In a different speech, Ryan explains that only makers “want the American dream… believe in the American idea.” So 60% of Americans don’t believe in the American dream, and don’t believe in the American idea, according to the Republican vice presidential candidate.
Mike Lux had this to say about the whole takers/makers nonsense:
The problem with the extreme right-wing philosophy of Romney, Ryan, and Ayn Rand is that they think being wealthy (no matter how you got that way) means you are automatically a good person, a producer, a "maker." On the other hand, if you are in tougher shape financially and get a hand from government, no matter what else you have done in your life, no matter how hard you worked when younger or how hard you will work when your get your degree, that you are a "taker." I would describe what I think of that philosophy, but it would cause me to swear and my mother wouldn't approve.

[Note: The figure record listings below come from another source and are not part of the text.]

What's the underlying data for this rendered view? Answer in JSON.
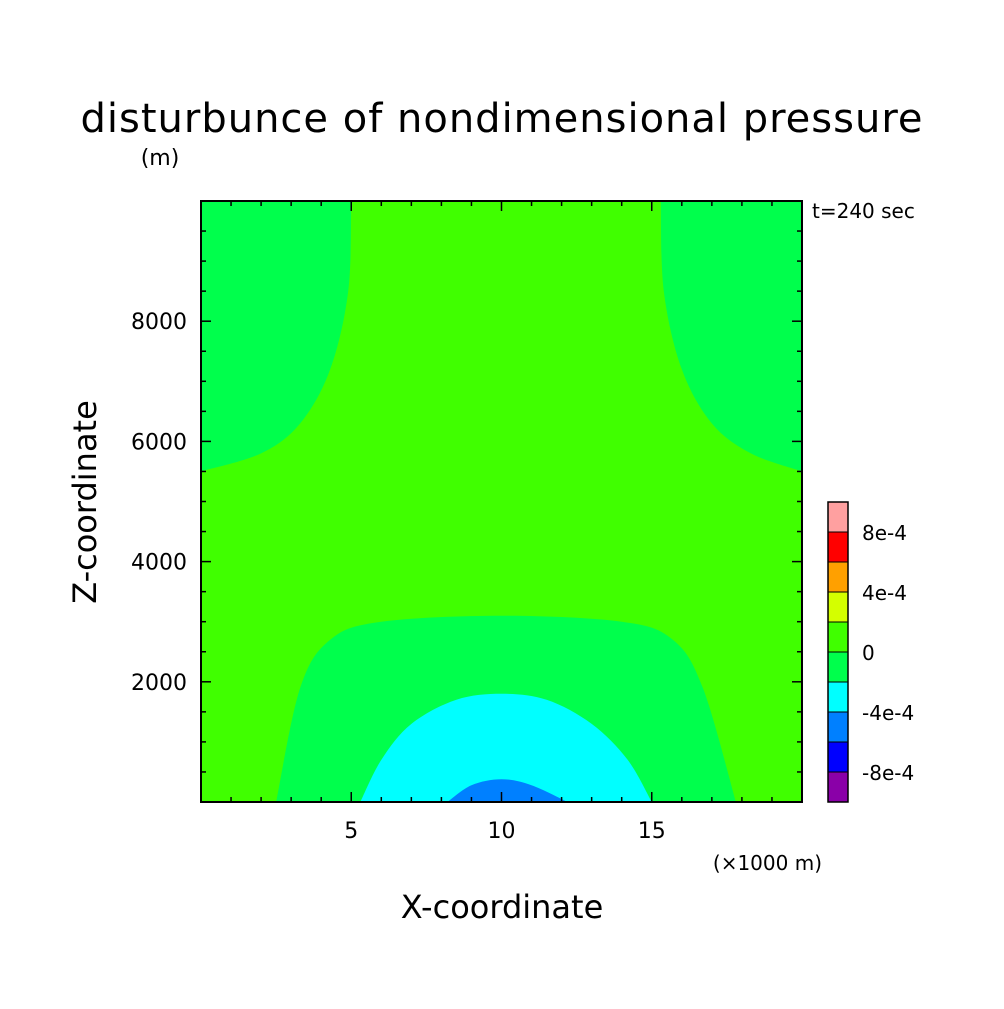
{
  "chart_data": {
    "type": "heatmap",
    "title": "disturbunce of nondimensional pressure",
    "units": "(m)",
    "time_label": "t=240 sec",
    "xlabel": "X-coordinate",
    "ylabel": "Z-coordinate",
    "x_scale_note": "(×1000 m)",
    "xlim": [
      0,
      20
    ],
    "ylim": [
      0,
      10000
    ],
    "x_ticks": [
      5,
      10,
      15
    ],
    "x_tick_labels": [
      "5",
      "10",
      "15"
    ],
    "y_ticks": [
      2000,
      4000,
      6000,
      8000
    ],
    "y_tick_labels": [
      "2000",
      "4000",
      "6000",
      "8000"
    ],
    "grid": false,
    "legend_position": "right",
    "colorbar": {
      "levels": [
        {
          "range": [
            -0.001,
            -0.0008
          ],
          "color": "#8a00a8"
        },
        {
          "range": [
            -0.0008,
            -0.0006
          ],
          "color": "#0000ff"
        },
        {
          "range": [
            -0.0006,
            -0.0004
          ],
          "color": "#0080ff"
        },
        {
          "range": [
            -0.0004,
            -0.0002
          ],
          "color": "#00ffff"
        },
        {
          "range": [
            -0.0002,
            0.0
          ],
          "color": "#00ff4c"
        },
        {
          "range": [
            0.0,
            0.0002
          ],
          "color": "#40ff00"
        },
        {
          "range": [
            0.0002,
            0.0004
          ],
          "color": "#d4ff00"
        },
        {
          "range": [
            0.0004,
            0.0006
          ],
          "color": "#ffa000"
        },
        {
          "range": [
            0.0006,
            0.0008
          ],
          "color": "#ff0000"
        },
        {
          "range": [
            0.0008,
            0.001
          ],
          "color": "#ffa0a0"
        }
      ],
      "labeled_ticks": [
        {
          "value": -0.0008,
          "label": "-8e-4"
        },
        {
          "value": -0.0004,
          "label": "-4e-4"
        },
        {
          "value": 0.0,
          "label": "0"
        },
        {
          "value": 0.0004,
          "label": "4e-4"
        },
        {
          "value": 0.0008,
          "label": "8e-4"
        }
      ]
    },
    "contour_regions": [
      {
        "level": "0 to 2e-4",
        "color": "#40ff00",
        "shape": "background",
        "points": []
      },
      {
        "level": "-2e-4 to 0",
        "color": "#00ff4c",
        "shape": "upper-left lobe",
        "points": [
          [
            0,
            10000
          ],
          [
            5,
            10000
          ],
          [
            4.9,
            8500
          ],
          [
            4.3,
            7200
          ],
          [
            3.3,
            6300
          ],
          [
            2,
            5800
          ],
          [
            0,
            5500
          ]
        ]
      },
      {
        "level": "-2e-4 to 0",
        "color": "#00ff4c",
        "shape": "upper-right lobe",
        "points": [
          [
            20,
            10000
          ],
          [
            15.3,
            10000
          ],
          [
            15.4,
            8500
          ],
          [
            16,
            7200
          ],
          [
            17,
            6300
          ],
          [
            18.3,
            5800
          ],
          [
            20,
            5500
          ]
        ]
      },
      {
        "level": "-2e-4 to 0",
        "color": "#00ff4c",
        "shape": "lower dome",
        "points": [
          [
            2.5,
            0
          ],
          [
            3.3,
            1900
          ],
          [
            4.3,
            2700
          ],
          [
            6,
            3000
          ],
          [
            10,
            3100
          ],
          [
            14,
            3000
          ],
          [
            15.7,
            2700
          ],
          [
            16.7,
            1900
          ],
          [
            17.8,
            0
          ]
        ]
      },
      {
        "level": "-4e-4 to -2e-4",
        "color": "#00ffff",
        "shape": "inner dome",
        "points": [
          [
            5.3,
            0
          ],
          [
            6,
            700
          ],
          [
            7,
            1300
          ],
          [
            8.5,
            1700
          ],
          [
            10,
            1800
          ],
          [
            11.5,
            1700
          ],
          [
            13,
            1300
          ],
          [
            14.2,
            700
          ],
          [
            15,
            0
          ]
        ]
      },
      {
        "level": "-6e-4 to -4e-4",
        "color": "#0080ff",
        "shape": "core",
        "points": [
          [
            8.2,
            0
          ],
          [
            9,
            280
          ],
          [
            10,
            380
          ],
          [
            11,
            280
          ],
          [
            12.2,
            0
          ]
        ]
      }
    ]
  }
}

Lest we all forget, Paul Ryan believes in the takers/makers model as a matter of morality:
Ryan now frequently casts his opposition to Obama in technocratic terms, but he hasn’t always done so. “It is not enough to say that President Obama’s taxes are too big or the health-care plan doesn’t work for this or that policy reason,” Ryan said in 2009. “It is the morality of what is occurring right now, and how it offends the morality of individuals working toward their own free will to produce, to achieve, to succeed, that is under attack, and it is that what I think Ayn Rand would be commenting on.” Ryan’s philosophical opposition to a government that forces the “makers” to subsidize the “takers”—terms he still employs—is foundational; the policy details are secondary.
There's going to be a lot said about how Mitt Romney so sincerely explains his "47 percent mistake" to everyone over the weekend, and I have my doubts that the media machine will actually reach back as far as one month ago to call him on it. But an overview of Romney's career as a "maker-taker" and Paul Ryan's lifelong career in politics where government pays him to um...govern, should make everyone do a double take at their sudden turnaround.
They live in the world of Ayn Rand. Both of them. They can say whatever they want about how mistaken they were to say what they said, but the truth is they're just sorry they were caught. It's what they believe today, what they believe yesterday and what they'll believe tomorrow.